Fortunately and “thanks” to my constant wanderings around the world, my team has a flexibility that has been well established over several years where smart working is concerned. I’ve always been aware that, especially for creatives such as we are, being able to work any and everywhere, is a great asset!
We therefore continued with the projects in progress, as well as with the new ones acquired during the specific stop imposed on our businesses.

Generally speaking, have the ways of designing and relating with companies changed?

Honestly, I don’t think the ways have changed, but certainly relationships with companies and with what the “Design system” actually is, have adapted.
When I speak of “Design system”, I mean everything behind, alongside, above and beneath a product.
Everything that went, until yesterday, from the day you presented your idea to the company, the prototyping, up to its big launching party at the Trade Fair and at the “Fuori Salone” event. All this, I must say, has changed and I think will drastically continue to do so for the future as well.

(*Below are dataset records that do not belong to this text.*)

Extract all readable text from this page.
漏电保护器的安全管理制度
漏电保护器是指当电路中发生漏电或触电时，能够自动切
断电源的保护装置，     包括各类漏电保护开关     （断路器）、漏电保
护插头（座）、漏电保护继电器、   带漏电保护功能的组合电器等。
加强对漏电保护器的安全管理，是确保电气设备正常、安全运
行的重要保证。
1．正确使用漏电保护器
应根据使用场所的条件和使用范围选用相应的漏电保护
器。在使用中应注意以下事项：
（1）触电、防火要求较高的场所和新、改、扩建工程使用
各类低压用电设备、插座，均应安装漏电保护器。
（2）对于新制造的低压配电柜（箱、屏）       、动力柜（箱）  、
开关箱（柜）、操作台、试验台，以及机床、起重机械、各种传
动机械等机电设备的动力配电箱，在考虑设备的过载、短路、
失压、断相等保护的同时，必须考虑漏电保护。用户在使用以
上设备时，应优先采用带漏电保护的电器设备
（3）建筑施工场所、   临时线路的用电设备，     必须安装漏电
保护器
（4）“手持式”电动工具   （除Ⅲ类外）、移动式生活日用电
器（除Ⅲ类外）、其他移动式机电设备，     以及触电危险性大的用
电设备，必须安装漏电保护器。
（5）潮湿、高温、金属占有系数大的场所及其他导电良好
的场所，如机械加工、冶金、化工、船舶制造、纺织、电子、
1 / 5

Something I sincerely hope, is that this pandemic will have bestowed upon us all, or at least left us with, some degree of “wisdom”, encompassing our businesses as well. I hope that this epochal moment will not soon be forgotten but that it will remain imprinted within our souls. That we designers will be able to design less but better, and not necessarily follow fashion fads and market “demands”, and that we will be able to return to “global” logic.